O motivo é que, após sua surpreendente eleição para o segundo turno, seu partido Movimento Semilla (Movimento Semente) foi alvo de investigações por supostas irregularidades em sua criação por autoridades guatemaltecas, incluindo juízes que fazem parte de uma lista de "funcionários corruptos e antidemocráticos" dos Estados Unidos.
Embora o Tribunal Constitucional já tivesse derrubado uma ordem de suspensão do partido, o chefe da Promotoria Especial contra a Impunidade, Rafael Curruchiche, insistiu na quinta-feira passada sobre a existência de provas pelas quais "a partir de 20 de agosto será necessário registrar a suspensão o partido".
Arévalo respondeu neste domingo dizendo-se “tranquilo” diante do que chamou de “perseguição política por parte de juízes cooptados corruptamente” com a intenção de “intimidar” a sua candidatura.
"Queremos pensar que a contundência desta vitória vai deixar claro que as tentativas de descarrilar o processo eleitoral não triunfarão", afirmou.
Quem é Bernardo Arévalo
Sociólogo e ex-diplomata de 64 anos, Arévalo é filho de Juan José Arévalo, o primeiro presidente eleito em voto popular na Guatemala após a Revolução de 1944.

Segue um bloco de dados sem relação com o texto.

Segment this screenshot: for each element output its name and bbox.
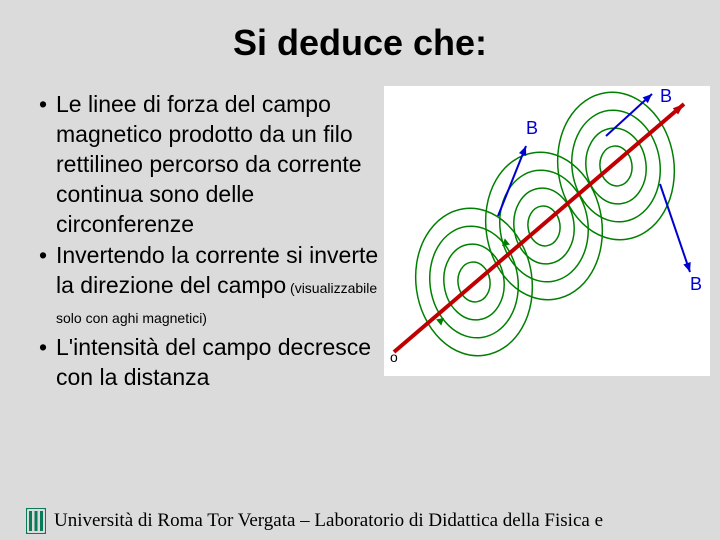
bullet-item: • L'intensità del campo decresce con la … (30, 333, 380, 393)
content-area: • Le linee di forza del campo magnetico … (0, 82, 720, 395)
svg-text:B: B (690, 274, 702, 294)
magnetic-field-diagram: B B Bo (384, 86, 710, 376)
slide-title: Si deduce che: (0, 0, 720, 82)
svg-text:B: B (526, 118, 538, 138)
bullet-text: Invertendo la corrente si inverte la dir… (56, 241, 380, 331)
svg-text:o: o (390, 349, 398, 365)
bullet-item: • Invertendo la corrente si inverte la d… (30, 241, 380, 331)
image-column: B B Bo (380, 82, 720, 395)
bullet-dot: • (30, 241, 56, 331)
bullet-text: L'intensità del campo decresce con la di… (56, 333, 380, 393)
bullet-text: Le linee di forza del campo magnetico pr… (56, 90, 380, 239)
bullet-item: • Le linee di forza del campo magnetico … (30, 90, 380, 239)
footer: Università di Roma Tor Vergata – Laborat… (26, 508, 603, 534)
text-column: • Le linee di forza del campo magnetico … (30, 82, 380, 395)
bullet-dot: • (30, 333, 56, 393)
field-lines-svg: B B Bo (384, 86, 710, 376)
svg-text:B: B (660, 86, 672, 106)
university-logo-icon (26, 508, 46, 534)
footer-text: Università di Roma Tor Vergata – Laborat… (54, 510, 603, 532)
bullet-dot: • (30, 90, 56, 239)
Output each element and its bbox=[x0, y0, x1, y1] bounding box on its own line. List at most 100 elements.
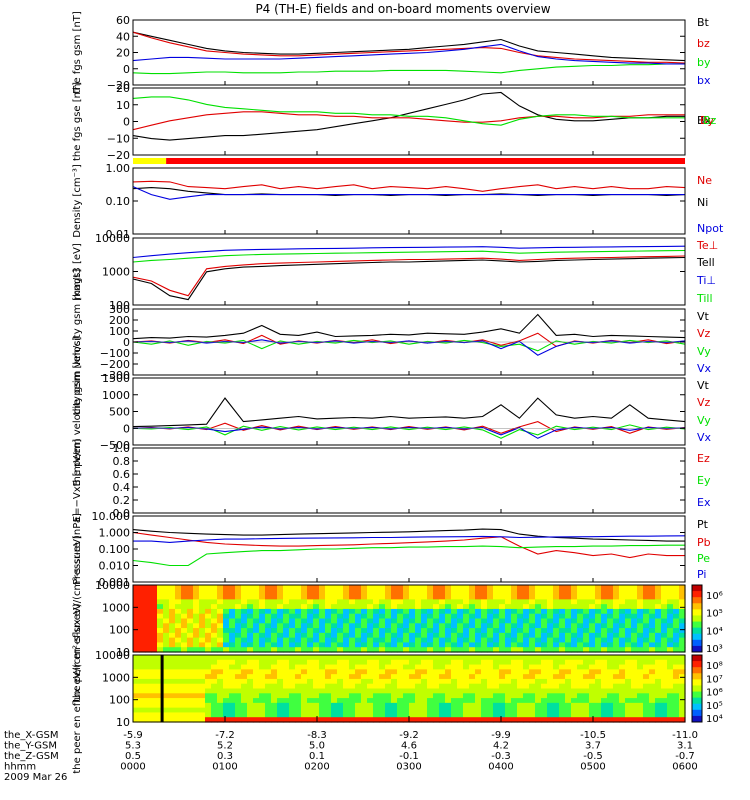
colorbar-frame bbox=[691, 584, 703, 653]
heatmap-cell bbox=[409, 717, 416, 723]
heatmap-cell bbox=[673, 642, 680, 648]
heatmap-cell bbox=[433, 637, 440, 644]
heatmap-cell bbox=[631, 585, 638, 591]
heatmap-cell bbox=[583, 628, 590, 634]
heatmap-cell bbox=[403, 702, 410, 709]
heatmap-cell bbox=[547, 589, 554, 596]
heatmap-cell bbox=[259, 688, 266, 694]
heatmap-cell bbox=[643, 717, 650, 723]
y-axis-label: Pressure [nPa] bbox=[72, 513, 83, 585]
heatmap-cell bbox=[457, 642, 464, 648]
heatmap-cell bbox=[187, 707, 194, 714]
heatmap-cell bbox=[487, 599, 494, 605]
heatmap-cell bbox=[571, 647, 578, 653]
heatmap-cell bbox=[139, 642, 146, 648]
heatmap-cell bbox=[145, 637, 152, 644]
heatmap-cell bbox=[169, 693, 176, 699]
heatmap-cell bbox=[367, 678, 374, 685]
heatmap-cell bbox=[667, 585, 674, 591]
heatmap-cell bbox=[481, 589, 488, 596]
heatmap-cell bbox=[331, 683, 338, 690]
heatmap-cell bbox=[229, 674, 236, 680]
heatmap-cell bbox=[529, 642, 536, 648]
heatmap-cell bbox=[427, 683, 434, 690]
heatmap-cell bbox=[319, 655, 326, 661]
heatmap-cell bbox=[655, 594, 662, 600]
heatmap-cell bbox=[337, 698, 344, 704]
heatmap-cell bbox=[289, 608, 296, 615]
heatmap-cell bbox=[403, 618, 410, 624]
heatmap-cell bbox=[601, 712, 608, 718]
heatmap-cell bbox=[265, 632, 272, 639]
heatmap-cell bbox=[223, 642, 230, 648]
heatmap-cell bbox=[367, 712, 374, 718]
heatmap-cell bbox=[193, 628, 200, 634]
heatmap-cell bbox=[205, 594, 212, 600]
heatmap-cell bbox=[439, 678, 446, 685]
heatmap-cell bbox=[637, 637, 644, 644]
heatmap-cell bbox=[595, 683, 602, 690]
heatmap-cell bbox=[169, 712, 176, 718]
heatmap-cell bbox=[601, 688, 608, 694]
heatmap-cell bbox=[313, 647, 320, 653]
heatmap-cell bbox=[601, 589, 608, 596]
heatmap-cell bbox=[469, 688, 476, 694]
heatmap-cell bbox=[631, 693, 638, 699]
heatmap-cell bbox=[565, 707, 572, 714]
heatmap-cell bbox=[139, 632, 146, 639]
heatmap-cell bbox=[331, 623, 338, 629]
heatmap-cell bbox=[157, 698, 164, 704]
heatmap-cell bbox=[337, 628, 344, 634]
heatmap-cell bbox=[277, 608, 284, 615]
heatmap-cell bbox=[385, 594, 392, 600]
heatmap-cell bbox=[595, 618, 602, 624]
heatmap-cell bbox=[637, 707, 644, 714]
heatmap-cell bbox=[673, 659, 680, 666]
heatmap-cell bbox=[271, 702, 278, 709]
heatmap-cell bbox=[619, 613, 626, 620]
heatmap-cell bbox=[523, 594, 530, 600]
heatmap-cell bbox=[619, 637, 626, 644]
heatmap-cell bbox=[289, 659, 296, 666]
heatmap-cell bbox=[271, 613, 278, 620]
heatmap-cell bbox=[607, 647, 614, 653]
heatmap-cell bbox=[481, 698, 488, 704]
heatmap-cell bbox=[193, 669, 200, 675]
heatmap-cell bbox=[145, 589, 152, 596]
heatmap-cell bbox=[589, 628, 596, 634]
heatmap-cell bbox=[133, 698, 140, 704]
heatmap-cell bbox=[559, 678, 566, 685]
heatmap-cell bbox=[373, 585, 380, 591]
heatmap-cell bbox=[619, 664, 626, 670]
heatmap-cell bbox=[655, 647, 662, 653]
heatmap-cell bbox=[595, 698, 602, 704]
heatmap-cell bbox=[679, 632, 686, 639]
heatmap-cell bbox=[409, 683, 416, 690]
heatmap-cell bbox=[169, 599, 176, 605]
heatmap-cell bbox=[433, 608, 440, 615]
heatmap-cell bbox=[499, 604, 506, 610]
heatmap-cell bbox=[505, 669, 512, 675]
heatmap-cell bbox=[181, 702, 188, 709]
heatmap-cell bbox=[181, 688, 188, 694]
heatmap-cell bbox=[529, 604, 536, 610]
heatmap-cell bbox=[595, 712, 602, 718]
heatmap-cell bbox=[643, 688, 650, 694]
heatmap-cell bbox=[163, 707, 170, 714]
colorbar-label: 10⁴ bbox=[706, 626, 723, 637]
heatmap-cell bbox=[655, 585, 662, 591]
heatmap-cell bbox=[499, 702, 506, 709]
heatmap-cell bbox=[343, 628, 350, 634]
heatmap-cell bbox=[595, 623, 602, 629]
heatmap-cell bbox=[535, 618, 542, 624]
heatmap-cell bbox=[175, 628, 182, 634]
heatmap-cell bbox=[415, 659, 422, 666]
heatmap-cell bbox=[679, 669, 686, 675]
heatmap-cell bbox=[427, 585, 434, 591]
heatmap-cell bbox=[649, 664, 656, 670]
heatmap-cell bbox=[493, 608, 500, 615]
heatmap-cell bbox=[403, 707, 410, 714]
heatmap-cell bbox=[283, 669, 290, 675]
heatmap-cell bbox=[403, 664, 410, 670]
heatmap-cell bbox=[613, 683, 620, 690]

Seu pai foi para o exílio quando o ex-presidente Jacobo Árbenz foi derrubado, em 1954, após intervenção militar dos Estados Unidos.
Bernardo Arévalo acabou nascendo no Uruguai — algo usado contra ele por seu rival durante a campanha eleitoral — e voltou com a família para a Guatemala na adolescência.
Em sua carreira, ocupou cargos como cônsul em Israel, vice-ministro de Relações Exteriores em seu país e embaixador na Espanha.
Atualmente é deputado no Congresso pelo Movimento Semente, partido que surgiu após os protestos de 2015 que levaram à renúncia do então presidente Otto Pérez Molina, marcado por escândalos de corrupção pelos quais acabou condenado.
Arévalo foi o primeiro candidato a presidente da coligação, já que a candidatura em 2019 da ex-procuradora-geral Thelma Aldana não foi autorizada pelas autoridades eleitorais.
"Ele não é a primeira pessoa de esquerda a chegar ao poder na fase democrática: o social-democrata Álvaro Colom, ironicamente ex-marido de Sandra Torres, já o fez. O que Arévalo tem é uma posição muito mais progressista devido às origens de seu partido", diz Jahir Dabroy, da Associação de Pesquisa e Estudos Sociais (ASIES) da Guatemala.
Sua ideologia já foi rejeitada pela elite econômica e por grupos que tradicionalmente detêm o poder no país. Muitos de seus opositores qualificaram Arévalo de "comunista" e garantiram que, se ele se tornasse presidente, acabaria expropriando terras dos mais ricos (algo que ele nunca disse).
Uma de suas principais bandeiras na campanha é o combate à corrupção no Estado a partir de um gabinete anticorrupção específico e de uma comissão de fiscalização, com autonomia do governo, criada com o mesmo objetivo.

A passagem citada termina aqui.